I began my internship this week by learning the processes of handling many of the administration aspects of this non-profit organization. For the entire office of the ACLU of Illinois affiliate, there are two staff members that handle administration; therefore, each administrative staff member has an enormous amount of responsibility and endless tasks of importance. In this vein, I learned a great deal in a very short span of time, and was immediately utilized in the completion of tasks.
For general administration, I learned how to send mail, file and organize law library materials, receive shipments, copy, scan, and shred for the legal and administration departments, bank and donation protocol, and general office support.

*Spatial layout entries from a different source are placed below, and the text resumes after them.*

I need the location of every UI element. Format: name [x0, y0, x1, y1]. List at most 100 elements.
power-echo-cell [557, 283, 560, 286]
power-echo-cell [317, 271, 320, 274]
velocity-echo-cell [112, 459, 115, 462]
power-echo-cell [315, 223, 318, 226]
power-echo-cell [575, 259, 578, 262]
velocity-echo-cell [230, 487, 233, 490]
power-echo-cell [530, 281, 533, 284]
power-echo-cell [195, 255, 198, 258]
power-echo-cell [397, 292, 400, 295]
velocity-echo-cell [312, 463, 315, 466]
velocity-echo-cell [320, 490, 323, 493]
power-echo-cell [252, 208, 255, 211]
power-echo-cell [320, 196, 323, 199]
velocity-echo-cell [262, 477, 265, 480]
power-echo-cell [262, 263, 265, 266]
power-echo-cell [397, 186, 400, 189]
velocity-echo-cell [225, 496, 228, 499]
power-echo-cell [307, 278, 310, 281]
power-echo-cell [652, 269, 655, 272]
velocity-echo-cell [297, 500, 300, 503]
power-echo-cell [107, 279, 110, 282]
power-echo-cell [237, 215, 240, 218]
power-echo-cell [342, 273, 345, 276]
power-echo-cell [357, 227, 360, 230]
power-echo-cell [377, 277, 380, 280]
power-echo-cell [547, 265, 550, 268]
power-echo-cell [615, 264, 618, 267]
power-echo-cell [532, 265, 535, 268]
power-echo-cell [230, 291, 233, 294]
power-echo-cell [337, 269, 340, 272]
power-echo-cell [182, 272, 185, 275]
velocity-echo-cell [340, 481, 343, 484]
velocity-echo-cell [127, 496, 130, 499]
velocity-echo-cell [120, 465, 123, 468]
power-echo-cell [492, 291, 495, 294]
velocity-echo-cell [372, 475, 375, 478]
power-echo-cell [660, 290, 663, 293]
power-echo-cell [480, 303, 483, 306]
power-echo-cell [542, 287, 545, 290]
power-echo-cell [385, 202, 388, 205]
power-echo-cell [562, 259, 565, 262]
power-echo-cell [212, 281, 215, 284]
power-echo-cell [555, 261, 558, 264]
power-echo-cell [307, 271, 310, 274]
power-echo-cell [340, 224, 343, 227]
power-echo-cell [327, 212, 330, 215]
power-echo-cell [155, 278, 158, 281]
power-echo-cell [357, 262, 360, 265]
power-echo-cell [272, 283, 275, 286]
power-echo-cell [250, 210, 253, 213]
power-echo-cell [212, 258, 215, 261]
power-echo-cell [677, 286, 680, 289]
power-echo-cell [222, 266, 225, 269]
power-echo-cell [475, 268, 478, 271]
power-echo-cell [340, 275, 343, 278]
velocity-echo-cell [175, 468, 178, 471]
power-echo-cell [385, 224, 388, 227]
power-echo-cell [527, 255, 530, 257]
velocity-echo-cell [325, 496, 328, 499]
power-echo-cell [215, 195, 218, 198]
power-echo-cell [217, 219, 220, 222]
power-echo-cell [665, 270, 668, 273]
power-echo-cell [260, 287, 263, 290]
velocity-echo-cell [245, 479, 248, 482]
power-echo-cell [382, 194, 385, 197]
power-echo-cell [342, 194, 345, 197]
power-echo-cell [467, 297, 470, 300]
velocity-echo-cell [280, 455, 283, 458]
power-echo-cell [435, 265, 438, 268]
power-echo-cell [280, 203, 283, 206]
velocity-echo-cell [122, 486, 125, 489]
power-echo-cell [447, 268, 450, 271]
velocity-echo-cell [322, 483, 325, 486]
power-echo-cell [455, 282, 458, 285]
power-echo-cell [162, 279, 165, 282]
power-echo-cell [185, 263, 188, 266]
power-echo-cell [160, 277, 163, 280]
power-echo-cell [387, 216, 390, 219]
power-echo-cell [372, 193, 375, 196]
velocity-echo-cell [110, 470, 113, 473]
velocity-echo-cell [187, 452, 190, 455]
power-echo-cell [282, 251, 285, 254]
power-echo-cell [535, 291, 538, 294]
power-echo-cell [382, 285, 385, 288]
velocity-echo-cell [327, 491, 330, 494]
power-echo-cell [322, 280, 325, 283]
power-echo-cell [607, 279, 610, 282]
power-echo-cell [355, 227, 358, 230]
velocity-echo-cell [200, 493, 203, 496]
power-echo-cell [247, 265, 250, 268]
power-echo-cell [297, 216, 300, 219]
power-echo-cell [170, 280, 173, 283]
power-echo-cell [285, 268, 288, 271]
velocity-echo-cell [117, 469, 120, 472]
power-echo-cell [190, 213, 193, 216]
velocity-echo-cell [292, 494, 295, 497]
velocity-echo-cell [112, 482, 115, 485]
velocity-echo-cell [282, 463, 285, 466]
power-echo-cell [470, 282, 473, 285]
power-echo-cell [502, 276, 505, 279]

The completion of these tasks efficiently and correctly is imperative; however, there were further tasks that I learned that more completely indicated the importance of the administrative frontline of such an important organization.
Intake is an incredibly important aspect of the ACLU’s work. It is how people contact the organization for help, and how the organization receives potential cases. The majority of all forms of intake come straight through the front desk. We receive handwritten and typed requests in the mail, we receive requests through email, we accept legal request forms from the ACLU website, we receive calls to the ACLU office requesting aid, and we occasionally (and mistakenly) receive in-person visits to the office with requests for help. All of these forms of intake requests are received directly at the front desk by the administrative staff, and now are received by me.
The correct processing of these requests, forwarding of these requests to the intake department and out-of-state affiliates, sending of responses and referrals to the requesters, and the gracious and empathetic yet firm dealing with intake requests via phone and in person are imperative in order to provide the most help to individuals, and to provide the organization with the information needed to deliberate on what cases to take. In addition to intake, the front desk also fields all emails and phone calls to the Illinois affiliate office. This includes interactions with reporters, journalists, affiliates, and clients, as well as protecting the staff members in the office from inappropriate direct-communication attempts. In addition, all email communication with the ACLU of Illinois is received and processed at the front desk, relying on the astute judgment of the administrative staff to process, forward, and respond accordingly.
While I have only experienced a week of work at the ACLU, I am already incredibly impressed by the scope of the work done by all, and the overall importance of the organization’s work on the micro and macro levels. I have learned, through the many tasks that have been taught and entrusted to me, the importance of the administrative department, and have experienced first-hand existing and working on the frontlines of the Illinois branch – often the first contact between individuals in need, and the nationwide organization that may help them.